Tuolumne County’s second major lumber operation was the Standard Lumber Company, headquartered initially in Sonora and later at the company town of Standard. It was incorporated in 1901, by D. H. Steinmetz and others acting for T. S. Bullock. In 1903, Bullock left after the West Side Flume and Lumber Company was sold to a Michigan corporation. Steinmetz, Bullock’s assistant manager at West Side Flume and Lumber Company, joined him. The new company was formed by the acquisition of the mountain sawmills and timberlands of S. S. Bradford, Alfred Hiatt, N. L. Knudsen, and the Sonora Lumber Company. The Sonora planning mills and factories of Bradford and Knudsen were also acquired. In 1908, the company was awarded a one million dollar box contract with Fruit Grower Supply Company of Los Angeles. They cut more than 15 million board feet of lumber, 75 per cent went to the box and door factories and the rest was shipped via railroad to other markets outside of Tuolumne County. The Sierra Railway was providing freight and passenger service. It brought in box cars from all over the United States bringing in grain, coal, crude oil, dynamite and lumbering machinery and exporting lumber and mining ores. Tuolumne County was one of California’s leading mining districts with over 300 patented mines and about 1000 ore stamping facilities.

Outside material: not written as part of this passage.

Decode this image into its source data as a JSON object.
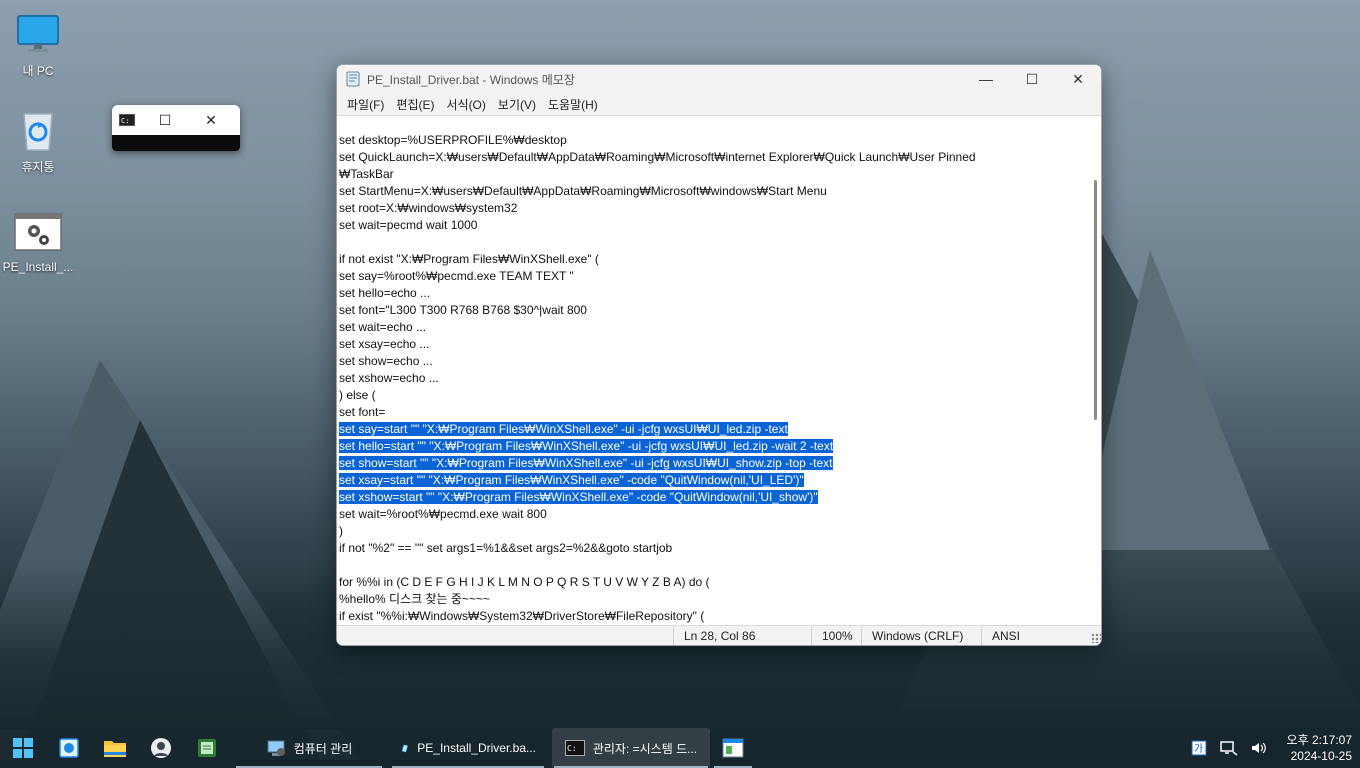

Changes began to take place in the timber and lumber business. Pickering Lumber Company of Kansas City, Missouri acquired the Standard Lumber Company and its Sugar Pine Railway in 1919. In 1925, Pickering also acquired the West Side Lumber Company and its railroad. However, after the depression of the 1930s, Pickering Lumber Company closed down all operations. In 1934, West Side Lumber and its railroad were returned to its former owners. By 1937, Pickering reopened its remaining operations after receiving a Federal economic recovery aid loan. After improved roads were built for automobiles and the trucking industry, logging trucks were selected over railroads by West Side Lumber Company. In 1961, the West Side Lumber Railroad was closed down and four years later Pickering Lumber Railroad (old Sugar Pine Railway) also closed.
Pickering Lumber Company (originally Standard Lumber Company) was purchased by Fiberboard Paper Products in 1964. Following Fiberboard’s bankruptcy, it was bought by Louisiana Pacific and finally purchased in 1995, by its current owners, Sierra Pacific Industries. Today the Sierra Railroad hauls freight and processed timber products and contracted to haul logs from out-of-state to be processed at Sierra Pacific Industries located next to the old company town of Standard.